These are used by the follow-up commits in db.ts, migrate.ts and
vector/postgres.ts.
Storage-layer fixes from the Codex audit:

- PG TLS: replace OM_PG_SSL=require → rejectUnauthorized:false with
  resolvePgSsl(); default is verify-full in production. The legacy
  require mode now logs a WARN.

- Identifier injection: validate OM_PG_DB / OM_PG_SCHEMA / OM_PG_TABLE
  / OM_VECTOR_TABLE through assertSafeIdentifier before they are
  interpolated into CREATE DATABASE, CREATE TABLE, DELETE FROM, etc.
  CREATE DATABASE now uses the validated, double-quoted name.

- Schema drift: SQLite vector table default is now openmemory_vectors
  (matching Postgres). Pre-1.4 installs that still have a bare
  `vectors` table get a one-time WARN with a manual rename hint —
  no auto-rename to avoid data risk. The clear_all path now uses the
  same validated name as CREATE TABLE instead of re-reading env.

- SQLite FKs: PRAGMA foreign_keys=ON so temporal_edges →
  temporal_facts FKs are actually enforced.

- Init failure: stop calling process.exit(1).
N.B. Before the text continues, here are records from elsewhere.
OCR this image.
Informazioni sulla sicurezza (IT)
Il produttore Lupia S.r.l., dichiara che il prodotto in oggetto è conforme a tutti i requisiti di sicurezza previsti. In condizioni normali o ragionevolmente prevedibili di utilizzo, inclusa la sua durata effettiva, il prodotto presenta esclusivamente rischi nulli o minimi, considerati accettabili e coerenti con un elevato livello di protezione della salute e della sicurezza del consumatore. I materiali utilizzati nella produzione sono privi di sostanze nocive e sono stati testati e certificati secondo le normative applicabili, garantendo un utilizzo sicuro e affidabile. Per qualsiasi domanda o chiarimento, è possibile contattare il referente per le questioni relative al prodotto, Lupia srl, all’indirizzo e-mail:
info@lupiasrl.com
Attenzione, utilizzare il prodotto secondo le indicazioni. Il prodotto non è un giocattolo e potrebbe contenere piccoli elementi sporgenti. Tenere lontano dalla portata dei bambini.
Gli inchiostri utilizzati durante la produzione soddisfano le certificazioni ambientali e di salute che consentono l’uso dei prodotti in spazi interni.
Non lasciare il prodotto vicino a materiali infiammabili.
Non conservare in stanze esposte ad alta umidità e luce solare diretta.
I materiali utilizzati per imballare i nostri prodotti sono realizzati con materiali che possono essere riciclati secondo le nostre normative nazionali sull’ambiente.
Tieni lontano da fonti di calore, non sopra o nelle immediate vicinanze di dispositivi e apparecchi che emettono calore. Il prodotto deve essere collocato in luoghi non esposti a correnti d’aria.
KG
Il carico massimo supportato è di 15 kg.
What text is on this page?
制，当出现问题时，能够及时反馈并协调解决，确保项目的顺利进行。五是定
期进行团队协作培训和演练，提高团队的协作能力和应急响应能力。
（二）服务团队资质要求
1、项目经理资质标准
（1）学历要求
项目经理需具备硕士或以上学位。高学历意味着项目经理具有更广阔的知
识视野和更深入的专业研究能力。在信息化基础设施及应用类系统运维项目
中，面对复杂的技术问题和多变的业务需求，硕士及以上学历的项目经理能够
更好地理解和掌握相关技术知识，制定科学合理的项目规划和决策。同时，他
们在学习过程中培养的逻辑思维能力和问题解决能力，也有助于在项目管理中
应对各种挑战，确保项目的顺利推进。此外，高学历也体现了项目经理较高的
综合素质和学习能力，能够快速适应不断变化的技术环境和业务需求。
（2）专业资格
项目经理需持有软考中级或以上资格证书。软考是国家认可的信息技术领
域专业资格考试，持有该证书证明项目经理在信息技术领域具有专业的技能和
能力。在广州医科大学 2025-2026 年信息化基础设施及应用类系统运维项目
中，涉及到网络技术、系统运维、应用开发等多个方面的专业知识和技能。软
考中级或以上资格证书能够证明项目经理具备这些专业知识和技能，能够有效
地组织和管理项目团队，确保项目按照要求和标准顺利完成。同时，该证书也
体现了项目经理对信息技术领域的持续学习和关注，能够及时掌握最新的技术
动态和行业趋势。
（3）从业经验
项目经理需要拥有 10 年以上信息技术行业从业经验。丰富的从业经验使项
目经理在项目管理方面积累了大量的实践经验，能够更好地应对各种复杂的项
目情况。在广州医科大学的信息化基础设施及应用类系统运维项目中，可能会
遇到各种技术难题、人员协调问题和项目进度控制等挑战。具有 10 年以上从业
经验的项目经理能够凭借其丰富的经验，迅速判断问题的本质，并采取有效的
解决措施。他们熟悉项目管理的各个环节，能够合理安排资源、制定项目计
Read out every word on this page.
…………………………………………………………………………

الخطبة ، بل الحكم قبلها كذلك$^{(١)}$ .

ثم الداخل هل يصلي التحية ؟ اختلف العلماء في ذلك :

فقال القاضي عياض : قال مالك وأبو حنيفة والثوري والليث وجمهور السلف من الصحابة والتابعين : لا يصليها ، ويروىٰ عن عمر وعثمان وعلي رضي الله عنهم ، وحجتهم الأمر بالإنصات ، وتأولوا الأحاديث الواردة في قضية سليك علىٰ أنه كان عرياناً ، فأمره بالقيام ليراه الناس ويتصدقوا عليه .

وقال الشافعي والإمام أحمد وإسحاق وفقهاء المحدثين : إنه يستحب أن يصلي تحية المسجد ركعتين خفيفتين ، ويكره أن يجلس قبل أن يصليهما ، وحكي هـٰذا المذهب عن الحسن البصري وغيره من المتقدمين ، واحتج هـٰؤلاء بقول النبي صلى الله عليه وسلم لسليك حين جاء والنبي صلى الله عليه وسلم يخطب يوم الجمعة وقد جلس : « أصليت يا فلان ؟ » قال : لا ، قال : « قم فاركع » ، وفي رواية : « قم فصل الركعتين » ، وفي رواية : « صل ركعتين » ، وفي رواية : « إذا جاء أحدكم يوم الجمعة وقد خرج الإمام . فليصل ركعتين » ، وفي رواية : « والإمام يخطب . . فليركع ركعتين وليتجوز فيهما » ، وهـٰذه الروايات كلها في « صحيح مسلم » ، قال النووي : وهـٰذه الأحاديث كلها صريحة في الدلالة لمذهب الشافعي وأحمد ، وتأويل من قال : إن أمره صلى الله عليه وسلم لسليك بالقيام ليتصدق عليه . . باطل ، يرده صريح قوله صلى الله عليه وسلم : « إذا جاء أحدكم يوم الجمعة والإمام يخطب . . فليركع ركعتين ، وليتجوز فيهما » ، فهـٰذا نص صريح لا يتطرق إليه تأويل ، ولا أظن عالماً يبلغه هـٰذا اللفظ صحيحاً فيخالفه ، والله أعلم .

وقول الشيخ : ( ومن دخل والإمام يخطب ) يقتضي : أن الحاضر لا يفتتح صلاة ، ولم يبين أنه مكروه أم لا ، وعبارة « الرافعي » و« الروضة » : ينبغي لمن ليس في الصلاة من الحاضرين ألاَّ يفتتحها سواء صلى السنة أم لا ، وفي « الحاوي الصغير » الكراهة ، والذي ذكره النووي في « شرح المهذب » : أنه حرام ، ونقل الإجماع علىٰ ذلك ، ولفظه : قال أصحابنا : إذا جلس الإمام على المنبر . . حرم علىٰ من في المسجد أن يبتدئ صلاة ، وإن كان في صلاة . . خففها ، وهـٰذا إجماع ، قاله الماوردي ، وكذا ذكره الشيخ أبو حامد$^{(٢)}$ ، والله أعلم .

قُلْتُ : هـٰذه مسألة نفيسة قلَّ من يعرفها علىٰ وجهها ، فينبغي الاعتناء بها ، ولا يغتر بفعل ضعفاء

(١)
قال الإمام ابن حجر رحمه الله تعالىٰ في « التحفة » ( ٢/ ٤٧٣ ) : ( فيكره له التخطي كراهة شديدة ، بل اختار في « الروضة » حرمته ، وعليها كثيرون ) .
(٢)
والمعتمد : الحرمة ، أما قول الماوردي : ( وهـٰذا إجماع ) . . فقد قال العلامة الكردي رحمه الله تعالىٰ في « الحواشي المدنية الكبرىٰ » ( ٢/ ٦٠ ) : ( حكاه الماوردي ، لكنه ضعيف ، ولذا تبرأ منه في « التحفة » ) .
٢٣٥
Capture the failure
  as DbInitError; wait_ready() rejects with it, propagating through
  the run/get/all wrappers so library callers can catch instead of
  crashing the host process.

- log_maint_op now validates OM_PG_SCHEMA on each call too.
…elper

- Route the migration pool through resolvePgSsl() so we get the
  same verify-full / require / disable matrix as db.ts. The legacy
  inline OM_PG_SSL handling (which silently disabled cert
  verification on `require`) is gone.

- Validate OM_PG_DB / OM_PG_SCHEMA / OM_PG_TABLE / OM_VECTOR_TABLE
  before interpolating them. Schema validation is centralized in
  pgSchema().

- SQLite vector table is no longer hardcoded as `vectors`. The 1.2
  migration's SQL is now generated from the resolved table name —
  OM_VECTOR_TABLE if set, otherwise the legacy `vectors` table when
  it exists on disk, otherwise the canonical openmemory_vectors.
  This stops the migration from blowing up on installs that already
  use the new default.
…tion

- Default tableName is now DEFAULT_VECTOR_TABLE (openmemory_vectors)
  instead of the legacy `vectors`, matching db.ts and migrate.ts.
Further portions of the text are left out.